Aber der kleine Buckel hatte auf nichts von alledem geachtet. Sein Blick war zur Decke des Saales gerichtet. Nun rief er laut, mit einer ekstatisch verzückten Stimme: »Ich komme!«
Er hob die Arme, er stieß sich mit den Füßen von der Bank ab, er wollte fliegen …
Dann fiel er unbeholfen zwischen die vor ihm sitzenden Zeugen, die erschrocken zur Seite sprangen, rollte zwischen die Bänke …
»Schaffen Sie den Mann raus!«, rief der Präsident gebieterisch in den schon wieder tumultuarisch erregten Saal. »Er soll ärztlich untersucht werden!«
Ulrich Heffke wurde aus dem Saal gebracht.

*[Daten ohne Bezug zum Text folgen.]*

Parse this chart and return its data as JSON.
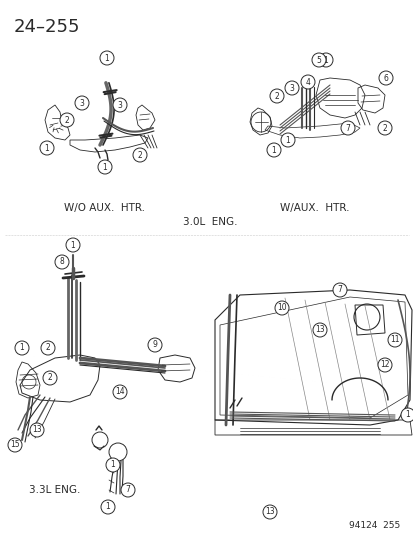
{
  "title": "24–255",
  "background_color": "#ffffff",
  "text_color": "#1a1a1a",
  "labels": {
    "top_left_caption": "W/O AUX.  HTR.",
    "top_right_caption": "W/AUX.  HTR.",
    "middle_caption": "3.0L  ENG.",
    "bottom_left_caption": "3.3L ENG.",
    "bottom_right_stamp": "94124  255"
  },
  "figsize": [
    4.14,
    5.33
  ],
  "dpi": 100,
  "title_fontsize": 13,
  "caption_fontsize": 7.5,
  "stamp_fontsize": 6.5
}
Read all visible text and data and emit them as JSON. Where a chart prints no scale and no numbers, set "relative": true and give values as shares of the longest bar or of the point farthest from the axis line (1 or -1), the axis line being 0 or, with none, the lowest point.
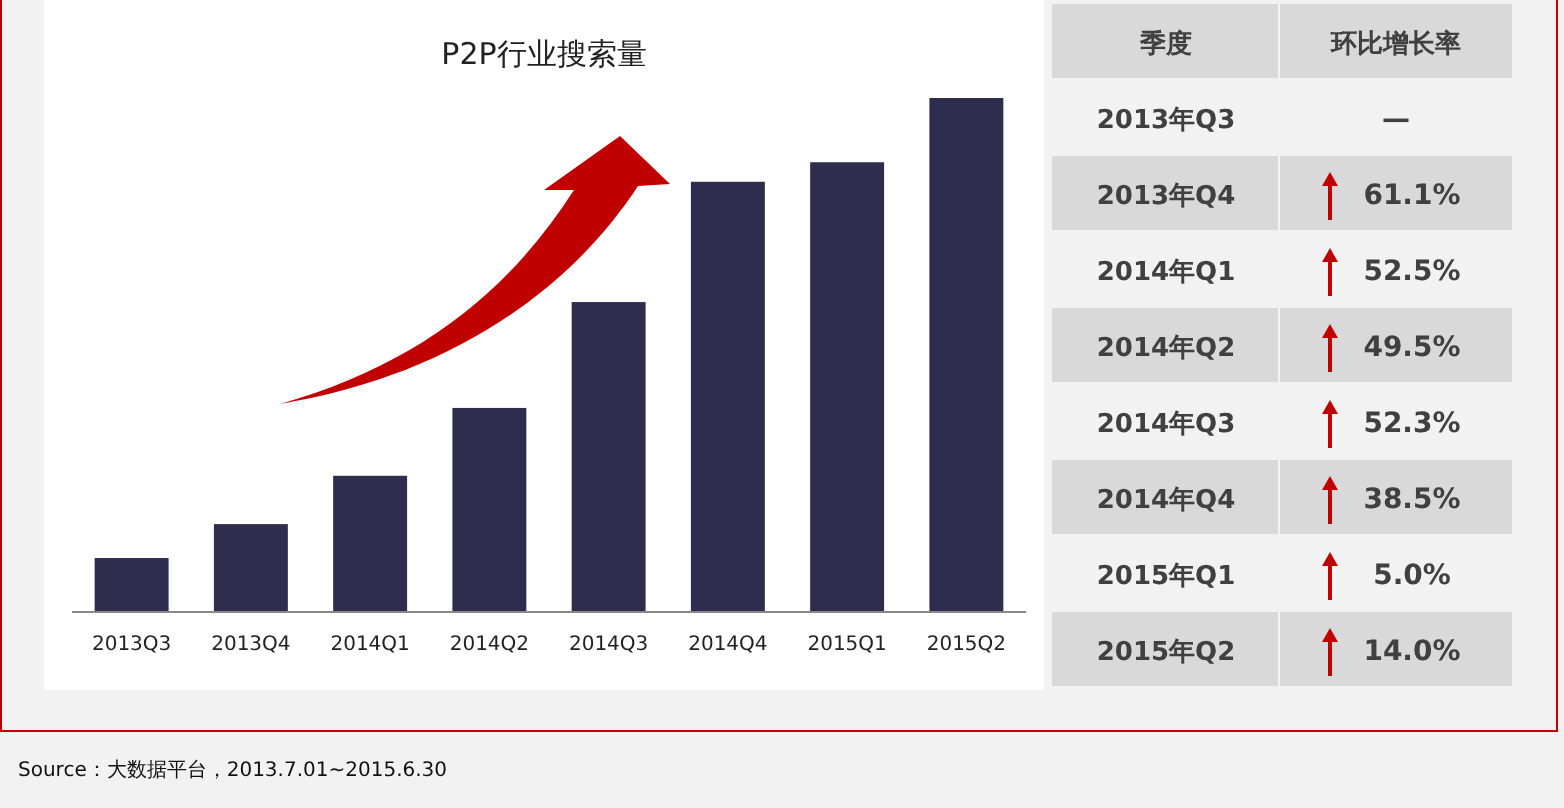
{
  "chart_data": [
    {
      "type": "bar",
      "title": "P2P行业搜索量",
      "relative": true,
      "categories": [
        "2013Q3",
        "2013Q4",
        "2014Q1",
        "2014Q2",
        "2014Q3",
        "2014Q4",
        "2015Q1",
        "2015Q2"
      ],
      "values": [
        0.105,
        0.171,
        0.265,
        0.397,
        0.603,
        0.837,
        0.875,
        1
      ],
      "color": "#2e2d4d",
      "annotations": [
        "Source：大数据平台，2013.7.01~2015.6.30"
      ]
    },
    {
      "type": "other",
      "annotations": [
        "季度",
        "环比增长率"
      ],
      "categories": [
        "2013年Q3",
        "2013年Q4",
        "2014年Q1",
        "2014年Q2",
        "2014年Q3",
        "2014年Q4",
        "2015年Q1",
        "2015年Q2"
      ],
      "values": [
        null,
        61.1,
        52.5,
        49.5,
        52.3,
        38.5,
        5.0,
        14.0
      ],
      "value_labels": [
        "—",
        "61.1%",
        "52.5%",
        "49.5%",
        "52.3%",
        "38.5%",
        "5.0%",
        "14.0%"
      ]
    }
  ]
}
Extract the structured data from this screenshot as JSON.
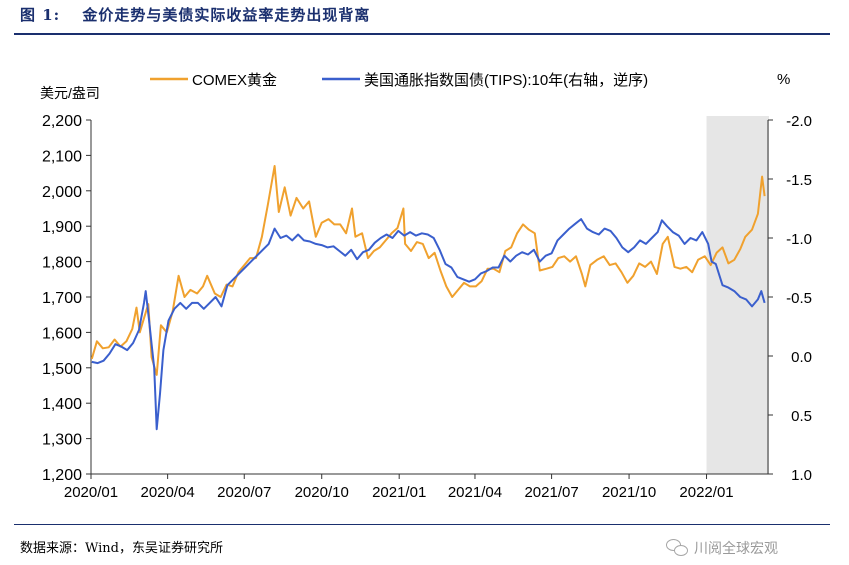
{
  "title": "图 1:　 金价走势与美债实际收益率走势出现背离",
  "source": "数据来源：Wind，东吴证券研究所",
  "watermark": "川阅全球宏观",
  "watermark_icon": "wechat-icon",
  "colors": {
    "gold": "#f0a12e",
    "tips": "#3a5fcd",
    "title": "#1a2f6e",
    "shade": "#e6e6e6"
  },
  "chart_data": {
    "type": "line",
    "left_unit": "美元/盎司",
    "right_unit": "%",
    "left_ylim": [
      1200,
      2200
    ],
    "left_ticks": [
      "1,200",
      "1,300",
      "1,400",
      "1,500",
      "1,600",
      "1,700",
      "1,800",
      "1,900",
      "2,000",
      "2,100",
      "2,200"
    ],
    "right_ylim": [
      1.0,
      -2.0
    ],
    "right_inverted": true,
    "right_ticks": [
      "1.0",
      "0.5",
      "0.0",
      "-0.5",
      "-1.0",
      "-1.5",
      "-2.0"
    ],
    "x_ticks": [
      "2020/01",
      "2020/04",
      "2020/07",
      "2020/10",
      "2021/01",
      "2021/04",
      "2021/07",
      "2021/10",
      "2022/01"
    ],
    "x_range": [
      "2020-01-01",
      "2022-03-15"
    ],
    "shaded_region": [
      "2022-01-01",
      "2022-03-15"
    ],
    "legend_position": "top",
    "series": [
      {
        "name": "COMEX黄金",
        "axis": "left",
        "points": [
          [
            "2020-01-02",
            1525
          ],
          [
            "2020-01-08",
            1575
          ],
          [
            "2020-01-15",
            1555
          ],
          [
            "2020-01-22",
            1558
          ],
          [
            "2020-01-29",
            1580
          ],
          [
            "2020-02-05",
            1560
          ],
          [
            "2020-02-12",
            1575
          ],
          [
            "2020-02-19",
            1610
          ],
          [
            "2020-02-24",
            1670
          ],
          [
            "2020-02-28",
            1600
          ],
          [
            "2020-03-04",
            1640
          ],
          [
            "2020-03-09",
            1680
          ],
          [
            "2020-03-13",
            1530
          ],
          [
            "2020-03-19",
            1480
          ],
          [
            "2020-03-24",
            1620
          ],
          [
            "2020-03-31",
            1600
          ],
          [
            "2020-04-07",
            1660
          ],
          [
            "2020-04-14",
            1760
          ],
          [
            "2020-04-21",
            1700
          ],
          [
            "2020-04-28",
            1720
          ],
          [
            "2020-05-06",
            1710
          ],
          [
            "2020-05-13",
            1730
          ],
          [
            "2020-05-18",
            1760
          ],
          [
            "2020-05-27",
            1710
          ],
          [
            "2020-06-03",
            1700
          ],
          [
            "2020-06-10",
            1735
          ],
          [
            "2020-06-17",
            1730
          ],
          [
            "2020-06-24",
            1770
          ],
          [
            "2020-07-01",
            1790
          ],
          [
            "2020-07-08",
            1810
          ],
          [
            "2020-07-15",
            1810
          ],
          [
            "2020-07-22",
            1870
          ],
          [
            "2020-07-29",
            1960
          ],
          [
            "2020-08-06",
            2070
          ],
          [
            "2020-08-11",
            1940
          ],
          [
            "2020-08-18",
            2010
          ],
          [
            "2020-08-25",
            1930
          ],
          [
            "2020-09-01",
            1980
          ],
          [
            "2020-09-09",
            1950
          ],
          [
            "2020-09-16",
            1970
          ],
          [
            "2020-09-24",
            1870
          ],
          [
            "2020-10-01",
            1910
          ],
          [
            "2020-10-09",
            1920
          ],
          [
            "2020-10-16",
            1905
          ],
          [
            "2020-10-23",
            1905
          ],
          [
            "2020-10-30",
            1880
          ],
          [
            "2020-11-06",
            1950
          ],
          [
            "2020-11-10",
            1870
          ],
          [
            "2020-11-18",
            1880
          ],
          [
            "2020-11-25",
            1810
          ],
          [
            "2020-12-02",
            1830
          ],
          [
            "2020-12-09",
            1840
          ],
          [
            "2020-12-16",
            1860
          ],
          [
            "2020-12-23",
            1880
          ],
          [
            "2020-12-30",
            1895
          ],
          [
            "2021-01-06",
            1950
          ],
          [
            "2021-01-08",
            1850
          ],
          [
            "2021-01-15",
            1830
          ],
          [
            "2021-01-22",
            1855
          ],
          [
            "2021-01-29",
            1850
          ],
          [
            "2021-02-05",
            1810
          ],
          [
            "2021-02-12",
            1825
          ],
          [
            "2021-02-19",
            1775
          ],
          [
            "2021-02-26",
            1730
          ],
          [
            "2021-03-05",
            1700
          ],
          [
            "2021-03-12",
            1720
          ],
          [
            "2021-03-19",
            1740
          ],
          [
            "2021-03-26",
            1730
          ],
          [
            "2021-04-02",
            1730
          ],
          [
            "2021-04-09",
            1745
          ],
          [
            "2021-04-16",
            1780
          ],
          [
            "2021-04-23",
            1780
          ],
          [
            "2021-04-30",
            1770
          ],
          [
            "2021-05-07",
            1830
          ],
          [
            "2021-05-14",
            1840
          ],
          [
            "2021-05-21",
            1880
          ],
          [
            "2021-05-28",
            1905
          ],
          [
            "2021-06-04",
            1890
          ],
          [
            "2021-06-11",
            1880
          ],
          [
            "2021-06-17",
            1775
          ],
          [
            "2021-06-25",
            1780
          ],
          [
            "2021-07-02",
            1785
          ],
          [
            "2021-07-09",
            1810
          ],
          [
            "2021-07-16",
            1815
          ],
          [
            "2021-07-23",
            1800
          ],
          [
            "2021-07-30",
            1815
          ],
          [
            "2021-08-06",
            1765
          ],
          [
            "2021-08-10",
            1730
          ],
          [
            "2021-08-16",
            1790
          ],
          [
            "2021-08-24",
            1805
          ],
          [
            "2021-09-01",
            1815
          ],
          [
            "2021-09-08",
            1790
          ],
          [
            "2021-09-15",
            1795
          ],
          [
            "2021-09-22",
            1770
          ],
          [
            "2021-09-29",
            1740
          ],
          [
            "2021-10-06",
            1760
          ],
          [
            "2021-10-13",
            1795
          ],
          [
            "2021-10-20",
            1785
          ],
          [
            "2021-10-27",
            1800
          ],
          [
            "2021-11-03",
            1765
          ],
          [
            "2021-11-10",
            1850
          ],
          [
            "2021-11-16",
            1870
          ],
          [
            "2021-11-24",
            1785
          ],
          [
            "2021-12-01",
            1780
          ],
          [
            "2021-12-08",
            1785
          ],
          [
            "2021-12-15",
            1770
          ],
          [
            "2021-12-22",
            1805
          ],
          [
            "2021-12-30",
            1815
          ],
          [
            "2022-01-06",
            1790
          ],
          [
            "2022-01-13",
            1825
          ],
          [
            "2022-01-20",
            1840
          ],
          [
            "2022-01-27",
            1795
          ],
          [
            "2022-02-03",
            1805
          ],
          [
            "2022-02-10",
            1835
          ],
          [
            "2022-02-16",
            1870
          ],
          [
            "2022-02-24",
            1890
          ],
          [
            "2022-03-03",
            1935
          ],
          [
            "2022-03-08",
            2040
          ],
          [
            "2022-03-11",
            1985
          ]
        ]
      },
      {
        "name": "美国通胀指数国债(TIPS):10年(右轴，逆序)",
        "axis": "right",
        "points": [
          [
            "2020-01-02",
            0.05
          ],
          [
            "2020-01-09",
            0.06
          ],
          [
            "2020-01-16",
            0.04
          ],
          [
            "2020-01-23",
            -0.02
          ],
          [
            "2020-01-30",
            -0.1
          ],
          [
            "2020-02-06",
            -0.08
          ],
          [
            "2020-02-13",
            -0.05
          ],
          [
            "2020-02-20",
            -0.11
          ],
          [
            "2020-02-27",
            -0.22
          ],
          [
            "2020-03-04",
            -0.45
          ],
          [
            "2020-03-06",
            -0.55
          ],
          [
            "2020-03-10",
            -0.3
          ],
          [
            "2020-03-13",
            -0.1
          ],
          [
            "2020-03-16",
            0.1
          ],
          [
            "2020-03-19",
            0.62
          ],
          [
            "2020-03-23",
            0.32
          ],
          [
            "2020-03-27",
            -0.05
          ],
          [
            "2020-04-02",
            -0.3
          ],
          [
            "2020-04-09",
            -0.4
          ],
          [
            "2020-04-16",
            -0.45
          ],
          [
            "2020-04-23",
            -0.4
          ],
          [
            "2020-04-30",
            -0.45
          ],
          [
            "2020-05-07",
            -0.45
          ],
          [
            "2020-05-14",
            -0.4
          ],
          [
            "2020-05-21",
            -0.45
          ],
          [
            "2020-05-28",
            -0.5
          ],
          [
            "2020-06-04",
            -0.42
          ],
          [
            "2020-06-11",
            -0.6
          ],
          [
            "2020-06-18",
            -0.65
          ],
          [
            "2020-06-25",
            -0.7
          ],
          [
            "2020-07-02",
            -0.75
          ],
          [
            "2020-07-09",
            -0.8
          ],
          [
            "2020-07-16",
            -0.85
          ],
          [
            "2020-07-23",
            -0.9
          ],
          [
            "2020-07-30",
            -0.95
          ],
          [
            "2020-08-06",
            -1.08
          ],
          [
            "2020-08-13",
            -1.0
          ],
          [
            "2020-08-20",
            -1.02
          ],
          [
            "2020-08-27",
            -0.98
          ],
          [
            "2020-09-03",
            -1.03
          ],
          [
            "2020-09-10",
            -0.98
          ],
          [
            "2020-09-17",
            -0.97
          ],
          [
            "2020-09-24",
            -0.95
          ],
          [
            "2020-10-01",
            -0.94
          ],
          [
            "2020-10-08",
            -0.92
          ],
          [
            "2020-10-15",
            -0.93
          ],
          [
            "2020-10-22",
            -0.89
          ],
          [
            "2020-10-29",
            -0.85
          ],
          [
            "2020-11-05",
            -0.9
          ],
          [
            "2020-11-12",
            -0.82
          ],
          [
            "2020-11-19",
            -0.88
          ],
          [
            "2020-11-26",
            -0.9
          ],
          [
            "2020-12-03",
            -0.96
          ],
          [
            "2020-12-10",
            -1.0
          ],
          [
            "2020-12-17",
            -1.03
          ],
          [
            "2020-12-24",
            -1.0
          ],
          [
            "2020-12-31",
            -1.06
          ],
          [
            "2021-01-07",
            -1.02
          ],
          [
            "2021-01-14",
            -1.05
          ],
          [
            "2021-01-21",
            -1.02
          ],
          [
            "2021-01-28",
            -1.04
          ],
          [
            "2021-02-04",
            -1.03
          ],
          [
            "2021-02-11",
            -1.0
          ],
          [
            "2021-02-18",
            -0.9
          ],
          [
            "2021-02-25",
            -0.78
          ],
          [
            "2021-03-04",
            -0.75
          ],
          [
            "2021-03-11",
            -0.67
          ],
          [
            "2021-03-18",
            -0.65
          ],
          [
            "2021-03-25",
            -0.63
          ],
          [
            "2021-04-01",
            -0.65
          ],
          [
            "2021-04-08",
            -0.7
          ],
          [
            "2021-04-15",
            -0.72
          ],
          [
            "2021-04-22",
            -0.75
          ],
          [
            "2021-04-29",
            -0.75
          ],
          [
            "2021-05-06",
            -0.85
          ],
          [
            "2021-05-13",
            -0.8
          ],
          [
            "2021-05-20",
            -0.85
          ],
          [
            "2021-05-27",
            -0.88
          ],
          [
            "2021-06-03",
            -0.86
          ],
          [
            "2021-06-10",
            -0.9
          ],
          [
            "2021-06-17",
            -0.8
          ],
          [
            "2021-06-24",
            -0.85
          ],
          [
            "2021-07-01",
            -0.87
          ],
          [
            "2021-07-08",
            -0.98
          ],
          [
            "2021-07-15",
            -1.03
          ],
          [
            "2021-07-22",
            -1.08
          ],
          [
            "2021-07-29",
            -1.12
          ],
          [
            "2021-08-05",
            -1.16
          ],
          [
            "2021-08-12",
            -1.08
          ],
          [
            "2021-08-19",
            -1.05
          ],
          [
            "2021-08-26",
            -1.03
          ],
          [
            "2021-09-02",
            -1.08
          ],
          [
            "2021-09-09",
            -1.06
          ],
          [
            "2021-09-16",
            -1.0
          ],
          [
            "2021-09-23",
            -0.92
          ],
          [
            "2021-09-30",
            -0.88
          ],
          [
            "2021-10-07",
            -0.92
          ],
          [
            "2021-10-14",
            -0.98
          ],
          [
            "2021-10-21",
            -0.95
          ],
          [
            "2021-10-28",
            -1.0
          ],
          [
            "2021-11-04",
            -1.05
          ],
          [
            "2021-11-09",
            -1.15
          ],
          [
            "2021-11-15",
            -1.1
          ],
          [
            "2021-11-22",
            -1.05
          ],
          [
            "2021-11-29",
            -1.02
          ],
          [
            "2021-12-06",
            -0.95
          ],
          [
            "2021-12-13",
            -1.0
          ],
          [
            "2021-12-20",
            -0.98
          ],
          [
            "2021-12-27",
            -1.05
          ],
          [
            "2022-01-03",
            -0.95
          ],
          [
            "2022-01-07",
            -0.8
          ],
          [
            "2022-01-12",
            -0.78
          ],
          [
            "2022-01-20",
            -0.6
          ],
          [
            "2022-01-27",
            -0.58
          ],
          [
            "2022-02-03",
            -0.55
          ],
          [
            "2022-02-10",
            -0.5
          ],
          [
            "2022-02-17",
            -0.48
          ],
          [
            "2022-02-24",
            -0.42
          ],
          [
            "2022-03-03",
            -0.48
          ],
          [
            "2022-03-07",
            -0.55
          ],
          [
            "2022-03-11",
            -0.45
          ]
        ]
      }
    ]
  }
}
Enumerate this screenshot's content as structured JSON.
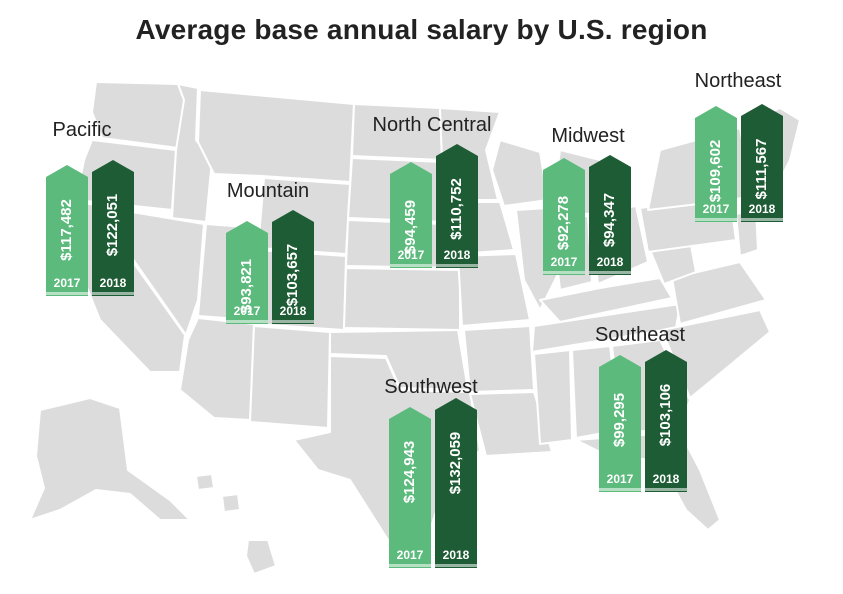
{
  "title": "Average base annual salary by U.S. region",
  "colors": {
    "bar_2017": "#5cba7d",
    "bar_2018": "#1d5c34",
    "map_fill": "#dcdcdc",
    "map_stroke": "#ffffff"
  },
  "chart_data": {
    "type": "bar",
    "title": "Average base annual salary by U.S. region",
    "categories": [
      "Pacific",
      "Mountain",
      "North Central",
      "Midwest",
      "Northeast",
      "Southwest",
      "Southeast"
    ],
    "series": [
      {
        "name": "2017",
        "values": [
          117482,
          93821,
          94459,
          92278,
          109602,
          124943,
          99295
        ]
      },
      {
        "name": "2018",
        "values": [
          122051,
          103657,
          110752,
          94347,
          111567,
          132059,
          103106
        ]
      }
    ],
    "value_labels": {
      "2017": [
        "$117,482",
        "$93,821",
        "$94,459",
        "$92,278",
        "$109,602",
        "$124,943",
        "$99,295"
      ],
      "2018": [
        "$122,051",
        "$103,657",
        "$110,752",
        "$94,347",
        "$111,567",
        "$132,059",
        "$103,106"
      ]
    },
    "year_labels": [
      "2017",
      "2018"
    ]
  }
}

»Wie man sieht: eine Familie von Verbrechern und Wahnsinnigen«, stellte der Präsident fest. »Nun, es wird für die Ausmerzung gesorgt werden.«
Und er warf einen drohenden Blick auf Otto Quangel, der, seine Hosen mit den Händen haltend, noch immer auf die Tür sah, durch die der kleine Schwager verschwunden war.
Freilich wurde für die Ausmerzung des kleinen Buckels Ulrich Heffke gesorgt. Körperlich wie geistig war er nicht lebenswert, und nach einem kurzen Anstaltsaufenthalt sorgte eine Spritze dafür, dass er dieser bösen Welt wirklich Valet sagen konnte.